Secondly, they violate the United States Constitution. Specifically, it's the prerogative of Congress to run foreign affairs and regulate commerce. As the Wall Street Journal reported in the recent Natsios ruling, the Supreme Court struck down a Massachusetts statue, which barred its agencies from forming contracts with foreign suppliers. This was a unanimous ruling, which upheld the integrity of the commerce clause.
So that begs the question, should we respond to this dilemma or take the initiative and remain ahead of the issue? We claim that the knee jerk reaction is nothing more than a political farce to fool un-educated voters that they are actually doing something. In all likelihood, if these bills have any impact, it will likely be negative as other free trading nations back away to protectionism. The real solution is to enact policies before hand, which encourages U.S. investment and capital inflows to maximize the health of the U. S. economy and maximize the number of jobs.
Some proactive policies that will actually benefit the public at large would be a total overhaul of the U.S. tax code. Specifically, "Under the current IRS law, American multinational firms must pay the business taxes in the foreign county in which it earned the money and then they are whacked with a second, add-on tax of up to 35 percent if they reinvest capital here." As Stephen Moore from the Club for Growth reported, in addition to above, amounts to a "virtual tariff on capital. Furthermore, He indicates that we are "virtually the only nation in the world that penalizes repatriated capital in this way."

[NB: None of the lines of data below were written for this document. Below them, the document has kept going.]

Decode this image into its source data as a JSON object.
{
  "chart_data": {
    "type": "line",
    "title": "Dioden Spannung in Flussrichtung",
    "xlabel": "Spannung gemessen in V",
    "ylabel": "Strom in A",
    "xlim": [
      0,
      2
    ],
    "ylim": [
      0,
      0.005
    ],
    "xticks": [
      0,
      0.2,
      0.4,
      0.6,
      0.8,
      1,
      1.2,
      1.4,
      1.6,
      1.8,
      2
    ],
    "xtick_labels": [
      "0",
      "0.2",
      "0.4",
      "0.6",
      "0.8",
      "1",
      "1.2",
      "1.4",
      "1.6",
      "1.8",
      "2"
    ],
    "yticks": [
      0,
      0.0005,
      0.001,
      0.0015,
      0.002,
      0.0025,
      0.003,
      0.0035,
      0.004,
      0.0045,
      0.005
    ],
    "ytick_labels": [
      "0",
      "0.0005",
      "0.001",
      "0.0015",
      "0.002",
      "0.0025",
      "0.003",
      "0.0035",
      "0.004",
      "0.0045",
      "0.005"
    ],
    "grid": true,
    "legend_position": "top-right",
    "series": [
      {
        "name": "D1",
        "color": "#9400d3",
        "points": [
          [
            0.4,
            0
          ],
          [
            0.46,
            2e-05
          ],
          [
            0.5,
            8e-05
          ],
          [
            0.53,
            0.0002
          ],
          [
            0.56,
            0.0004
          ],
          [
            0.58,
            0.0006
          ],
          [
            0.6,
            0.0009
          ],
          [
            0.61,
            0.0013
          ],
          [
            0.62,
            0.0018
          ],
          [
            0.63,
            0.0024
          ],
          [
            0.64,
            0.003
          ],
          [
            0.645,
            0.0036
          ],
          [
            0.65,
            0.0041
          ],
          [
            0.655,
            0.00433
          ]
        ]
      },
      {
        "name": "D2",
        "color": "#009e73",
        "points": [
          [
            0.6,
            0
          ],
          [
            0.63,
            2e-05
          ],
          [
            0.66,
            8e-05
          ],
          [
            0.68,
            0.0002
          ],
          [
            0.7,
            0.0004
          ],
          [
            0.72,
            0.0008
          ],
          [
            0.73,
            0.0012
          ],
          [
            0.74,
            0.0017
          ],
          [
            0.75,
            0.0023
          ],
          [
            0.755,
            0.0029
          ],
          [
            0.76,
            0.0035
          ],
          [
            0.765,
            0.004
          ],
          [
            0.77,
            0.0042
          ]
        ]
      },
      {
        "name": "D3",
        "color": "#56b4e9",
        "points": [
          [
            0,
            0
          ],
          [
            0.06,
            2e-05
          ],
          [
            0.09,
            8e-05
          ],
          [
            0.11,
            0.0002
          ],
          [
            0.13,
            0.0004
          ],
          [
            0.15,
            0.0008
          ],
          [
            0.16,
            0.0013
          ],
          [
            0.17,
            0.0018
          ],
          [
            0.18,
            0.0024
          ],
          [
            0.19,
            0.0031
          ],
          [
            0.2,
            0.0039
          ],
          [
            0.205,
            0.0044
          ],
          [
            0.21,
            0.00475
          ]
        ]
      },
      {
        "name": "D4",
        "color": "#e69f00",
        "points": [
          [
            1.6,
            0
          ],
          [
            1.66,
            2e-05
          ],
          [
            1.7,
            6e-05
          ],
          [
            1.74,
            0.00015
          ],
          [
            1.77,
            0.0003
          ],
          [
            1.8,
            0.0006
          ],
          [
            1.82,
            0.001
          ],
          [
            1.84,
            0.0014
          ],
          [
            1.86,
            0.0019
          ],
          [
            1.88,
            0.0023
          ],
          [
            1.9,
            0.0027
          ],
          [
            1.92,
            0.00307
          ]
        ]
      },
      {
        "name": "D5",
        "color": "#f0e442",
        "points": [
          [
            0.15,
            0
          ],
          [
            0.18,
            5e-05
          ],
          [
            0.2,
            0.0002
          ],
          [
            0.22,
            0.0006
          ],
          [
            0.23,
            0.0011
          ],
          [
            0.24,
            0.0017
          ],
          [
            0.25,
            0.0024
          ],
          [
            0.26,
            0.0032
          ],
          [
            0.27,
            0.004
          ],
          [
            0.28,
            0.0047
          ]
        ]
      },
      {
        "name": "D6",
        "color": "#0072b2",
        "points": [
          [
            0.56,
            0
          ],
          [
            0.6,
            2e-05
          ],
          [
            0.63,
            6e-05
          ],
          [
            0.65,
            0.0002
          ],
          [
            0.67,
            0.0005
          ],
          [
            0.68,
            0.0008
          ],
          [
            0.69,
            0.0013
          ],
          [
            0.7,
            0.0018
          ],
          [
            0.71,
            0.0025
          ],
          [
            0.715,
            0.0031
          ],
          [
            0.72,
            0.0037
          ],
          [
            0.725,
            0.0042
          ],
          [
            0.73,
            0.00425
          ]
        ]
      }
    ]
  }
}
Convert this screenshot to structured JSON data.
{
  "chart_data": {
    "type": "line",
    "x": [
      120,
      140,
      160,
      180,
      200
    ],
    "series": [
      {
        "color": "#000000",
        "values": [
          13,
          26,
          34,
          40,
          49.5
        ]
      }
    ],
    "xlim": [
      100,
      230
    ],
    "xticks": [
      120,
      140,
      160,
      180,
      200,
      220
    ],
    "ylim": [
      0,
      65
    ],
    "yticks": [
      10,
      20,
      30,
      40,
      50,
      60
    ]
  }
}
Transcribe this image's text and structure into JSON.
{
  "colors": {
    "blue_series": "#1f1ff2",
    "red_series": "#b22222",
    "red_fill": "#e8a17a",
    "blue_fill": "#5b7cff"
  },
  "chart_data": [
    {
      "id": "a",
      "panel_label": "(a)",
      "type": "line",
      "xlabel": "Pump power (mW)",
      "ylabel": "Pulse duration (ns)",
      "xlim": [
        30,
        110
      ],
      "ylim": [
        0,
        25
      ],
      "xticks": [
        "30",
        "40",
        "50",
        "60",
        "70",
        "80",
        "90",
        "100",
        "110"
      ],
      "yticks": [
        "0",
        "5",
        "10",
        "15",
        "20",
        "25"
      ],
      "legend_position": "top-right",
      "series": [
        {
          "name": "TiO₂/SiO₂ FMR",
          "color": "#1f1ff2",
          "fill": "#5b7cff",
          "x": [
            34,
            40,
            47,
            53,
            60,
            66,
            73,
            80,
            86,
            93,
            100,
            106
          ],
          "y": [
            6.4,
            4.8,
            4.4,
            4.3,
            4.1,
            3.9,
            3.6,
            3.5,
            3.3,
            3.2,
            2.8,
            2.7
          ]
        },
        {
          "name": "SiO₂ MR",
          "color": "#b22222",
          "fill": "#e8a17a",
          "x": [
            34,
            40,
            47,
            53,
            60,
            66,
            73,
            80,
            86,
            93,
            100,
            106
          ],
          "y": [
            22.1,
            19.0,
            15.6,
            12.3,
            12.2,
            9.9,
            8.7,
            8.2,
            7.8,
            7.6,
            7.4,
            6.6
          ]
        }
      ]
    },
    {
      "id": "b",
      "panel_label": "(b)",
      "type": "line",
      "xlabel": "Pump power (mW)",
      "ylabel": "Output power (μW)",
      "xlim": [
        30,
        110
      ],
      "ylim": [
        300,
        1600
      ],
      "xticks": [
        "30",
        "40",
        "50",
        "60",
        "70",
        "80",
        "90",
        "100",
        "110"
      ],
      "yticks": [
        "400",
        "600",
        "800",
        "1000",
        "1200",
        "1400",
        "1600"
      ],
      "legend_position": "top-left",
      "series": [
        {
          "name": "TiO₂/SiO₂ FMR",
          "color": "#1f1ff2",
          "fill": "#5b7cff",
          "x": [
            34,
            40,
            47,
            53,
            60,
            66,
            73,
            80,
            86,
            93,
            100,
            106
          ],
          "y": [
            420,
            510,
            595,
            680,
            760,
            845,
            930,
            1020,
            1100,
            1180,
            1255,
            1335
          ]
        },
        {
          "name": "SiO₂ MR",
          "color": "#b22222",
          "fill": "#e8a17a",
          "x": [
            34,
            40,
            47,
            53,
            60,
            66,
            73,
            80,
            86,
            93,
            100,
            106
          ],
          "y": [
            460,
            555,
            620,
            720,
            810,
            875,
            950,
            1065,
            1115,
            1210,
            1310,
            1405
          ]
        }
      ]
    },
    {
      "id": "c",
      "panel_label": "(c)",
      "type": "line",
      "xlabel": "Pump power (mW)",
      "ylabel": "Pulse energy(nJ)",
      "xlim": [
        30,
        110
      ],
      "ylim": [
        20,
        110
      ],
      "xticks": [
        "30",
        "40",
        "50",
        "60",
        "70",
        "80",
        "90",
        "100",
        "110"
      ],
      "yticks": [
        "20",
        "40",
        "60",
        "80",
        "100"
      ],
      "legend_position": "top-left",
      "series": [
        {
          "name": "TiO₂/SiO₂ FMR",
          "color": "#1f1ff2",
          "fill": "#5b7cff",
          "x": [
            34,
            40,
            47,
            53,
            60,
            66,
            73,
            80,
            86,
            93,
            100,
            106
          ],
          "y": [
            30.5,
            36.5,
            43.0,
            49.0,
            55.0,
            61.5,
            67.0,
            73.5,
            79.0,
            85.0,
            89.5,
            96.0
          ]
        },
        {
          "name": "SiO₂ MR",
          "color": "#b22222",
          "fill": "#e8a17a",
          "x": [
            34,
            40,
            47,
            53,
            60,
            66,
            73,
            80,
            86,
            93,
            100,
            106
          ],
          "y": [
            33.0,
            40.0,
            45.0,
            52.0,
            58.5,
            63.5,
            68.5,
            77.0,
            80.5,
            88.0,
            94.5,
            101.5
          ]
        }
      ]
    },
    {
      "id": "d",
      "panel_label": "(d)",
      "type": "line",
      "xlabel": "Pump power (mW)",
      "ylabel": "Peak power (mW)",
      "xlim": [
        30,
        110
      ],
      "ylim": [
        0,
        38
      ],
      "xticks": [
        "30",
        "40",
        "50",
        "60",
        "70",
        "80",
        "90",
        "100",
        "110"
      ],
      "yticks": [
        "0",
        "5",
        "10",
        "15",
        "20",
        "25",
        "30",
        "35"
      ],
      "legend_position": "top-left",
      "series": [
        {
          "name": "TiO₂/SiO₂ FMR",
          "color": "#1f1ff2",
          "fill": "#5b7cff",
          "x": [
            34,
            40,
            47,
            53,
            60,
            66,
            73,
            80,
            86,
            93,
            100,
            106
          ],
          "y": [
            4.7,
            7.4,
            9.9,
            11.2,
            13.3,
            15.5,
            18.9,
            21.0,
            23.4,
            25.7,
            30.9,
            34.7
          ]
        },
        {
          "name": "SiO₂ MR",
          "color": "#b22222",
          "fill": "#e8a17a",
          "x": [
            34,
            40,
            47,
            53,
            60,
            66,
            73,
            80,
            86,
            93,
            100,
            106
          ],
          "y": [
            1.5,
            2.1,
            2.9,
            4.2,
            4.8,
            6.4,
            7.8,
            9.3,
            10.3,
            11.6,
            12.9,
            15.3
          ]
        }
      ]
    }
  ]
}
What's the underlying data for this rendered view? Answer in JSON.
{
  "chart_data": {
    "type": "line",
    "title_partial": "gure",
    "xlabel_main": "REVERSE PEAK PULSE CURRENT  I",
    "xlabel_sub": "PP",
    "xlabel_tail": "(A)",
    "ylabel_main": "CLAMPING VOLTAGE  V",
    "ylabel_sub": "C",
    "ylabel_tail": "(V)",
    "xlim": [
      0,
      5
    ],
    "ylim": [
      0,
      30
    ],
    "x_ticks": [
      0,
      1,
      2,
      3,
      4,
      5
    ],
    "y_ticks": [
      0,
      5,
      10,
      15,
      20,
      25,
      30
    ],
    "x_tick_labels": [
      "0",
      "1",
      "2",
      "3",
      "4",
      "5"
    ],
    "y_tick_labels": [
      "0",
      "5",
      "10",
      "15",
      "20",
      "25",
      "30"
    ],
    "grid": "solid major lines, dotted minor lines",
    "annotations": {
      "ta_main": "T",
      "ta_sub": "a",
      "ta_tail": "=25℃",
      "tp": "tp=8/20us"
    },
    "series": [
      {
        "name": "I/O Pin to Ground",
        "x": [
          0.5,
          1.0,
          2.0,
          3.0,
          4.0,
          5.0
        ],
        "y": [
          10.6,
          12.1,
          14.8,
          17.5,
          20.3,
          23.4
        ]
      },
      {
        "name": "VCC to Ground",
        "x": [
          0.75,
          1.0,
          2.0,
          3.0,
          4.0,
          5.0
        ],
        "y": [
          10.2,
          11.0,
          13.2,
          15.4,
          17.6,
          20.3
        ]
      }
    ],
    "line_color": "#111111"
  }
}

The Congress is deliberating a bill to reduce the 35 percent rate to 5 percent; this certainly is a desirable policy for next time around. However, such alterations done before or during the recession could have kept food on many more tables and brought more prosperity to America. Policies like these establish long lasting effects which will enhance all Americans' lives. Simply responding by jerking the knee to react to political pressure is nothing more than wasted paper and effort. We hope that Congress and the States will realize its authority and duty to enact sound policies, which are ahead of the curve, so that when the road diverges in the woods, they might choose the one less traveled by. That is how we see it FROM OUR PERSPECTIVE.